Em uma sala de audiência pouco iluminada, um juiz pergunta a uma mulher de mais ou menos 40 anos, sem algemas, vestida com uma jaqueta de couro, sobre as circunstâncias de sua prisão. Ela diz que foi presa por causa de uma “brincadeira idiota” — ela postou uma foto nadando em notas de cem reais que pertenciam ao seu marido (dinheiro do tráfico de drogas).
“A senhora sofreu algum tipo de violência por parte da polícia?”, pergunta o juiz.
“Física não. Mas pressão para confessar o que eu não tinha feito, sim”, ela responde.
O juiz se volta para o promotor de cabelos grisalhos, que diz: “O Ministério Público se manifesta pela concessão da liberdade”.
“A acusada escolheu mal o companheiro dela”, diz o juiz num tom paternal.
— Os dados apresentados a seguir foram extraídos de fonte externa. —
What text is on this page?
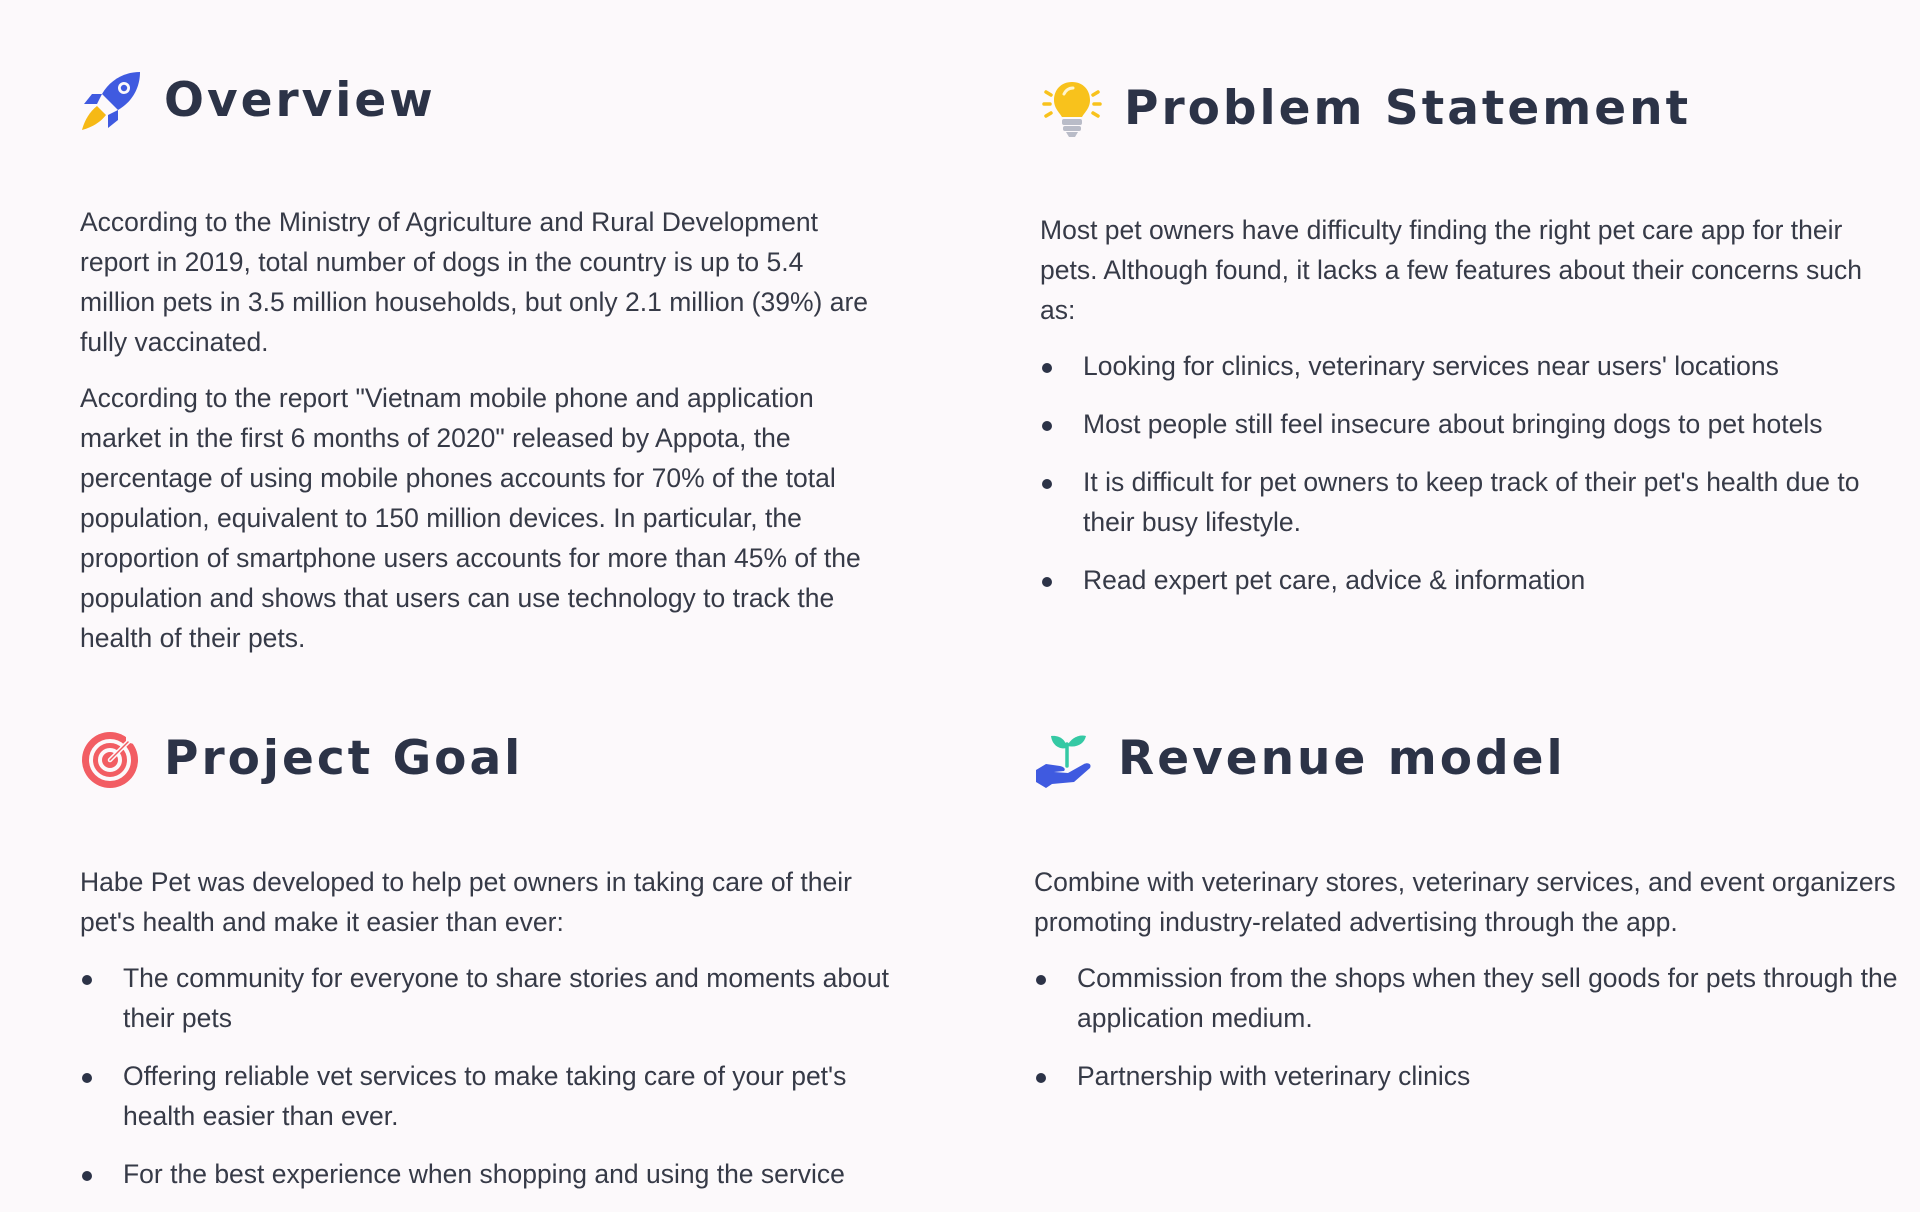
Overview

According to the Ministry of Agriculture and Rural Development report in 2019, total number of dogs in the country is up to 5.4 million pets in 3.5 million households, but only 2.1 million (39%) are fully vaccinated.

According to the report "Vietnam mobile phone and application market in the first 6 months of 2020" released by Appota, the percentage of using mobile phones accounts for 70% of the total population, equivalent to 150 million devices. In particular, the proportion of smartphone users accounts for more than 45% of the population and shows that users can use technology to track the health of their pets.

Problem Statement

Most pet owners have difficulty finding the right pet care app for their pets. Although found, it lacks a few features about their concerns such as:

Looking for clinics, veterinary services near users' locations
Most people still feel insecure about bringing dogs to pet hotels
It is difficult for pet owners to keep track of their pet's health due to their busy lifestyle.
Read expert pet care, advice & information
Project Goal

Habe Pet was developed to help pet owners in taking care of their pet's health and make it easier than ever:

The community for everyone to share stories and moments about their pets
Offering reliable vet services to make taking care of your pet's health easier than ever.
For the best experience when shopping and using the service
Revenue model

Combine with veterinary stores, veterinary services, and event organizers promoting industry-related advertising through the app.

Commission from the shops when they sell goods for pets through the application medium.
Partnership with veterinary clinics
Ela suspira. “Mas isso não é ... crime”, ele acrescenta, e revoga a prisão preventiva.
Essa cena — do episódio do dia 13 de setembro da novela "A Força do Querer"— pode parecer prosaica, mas retrata uma conquista demorada do sistema de justiça do país.
Até 2014, nenhuma pessoa detida era levada perante um juiz logo após a prisão. Em vez disso, os juízes decidiam se decretariam a prisão preventiva com base no relatório da polícia. Eu entrevistei detidos que esperaram dois anos na cadeia para ver um juiz pela primeira vez. Isso não é apenas uma violação de um direito básico, mas uma política pública terrível, que sobrecarrega as prisões com suspeitos não violentos, os quais não deveriam esperar por julgamento atrás das grades. Frequentemente esses suspeitos são mantidos nas mesmas celas que criminosos condenados.
Desde 2014, os estados, com o apoio do Conselho Nacional de Justiça, começaram a implementar as chamadas “audiências de custódia”, como a retratada na novela. A personagem suspeita de cometer o crime na ficção, assim como muitos dos suspeitos reais, foi julgada como alguém que dificilmente fugiria ou manipularia evidências; ela permanecerá livre até o dia de seu julgamento.
Mas a maioria das pessoas detidas fora das principais cidades do Brasil, ou nos fins de semana em algumas capitais, ainda não são levadas a audiências de custódia.
Alguns juízes não perguntam sobre maus tratos cometidos pela polícia, de acordo com estudos das organizações não governamentais Instituto de Defesa do Direito de Defesa e Conectas. E ao contrário do que ocorre na novela, policiais permanecem na sala da audiência e ouvem qualquer acusação de abuso – o que intimida qualquer pessoa detida.
Além disso, alguns promotores e juízes da vida real parecem buscar prender o máximo de pessoas possível, ao invés de considerar a prisão preventiva como uma medida excepcional, conforme prevê o direito internacional.
O Brasil precisa de audiências de custódia como a que milhões de espectadores assistiram na televisão, mas ainda temos um longo caminho a percorrer.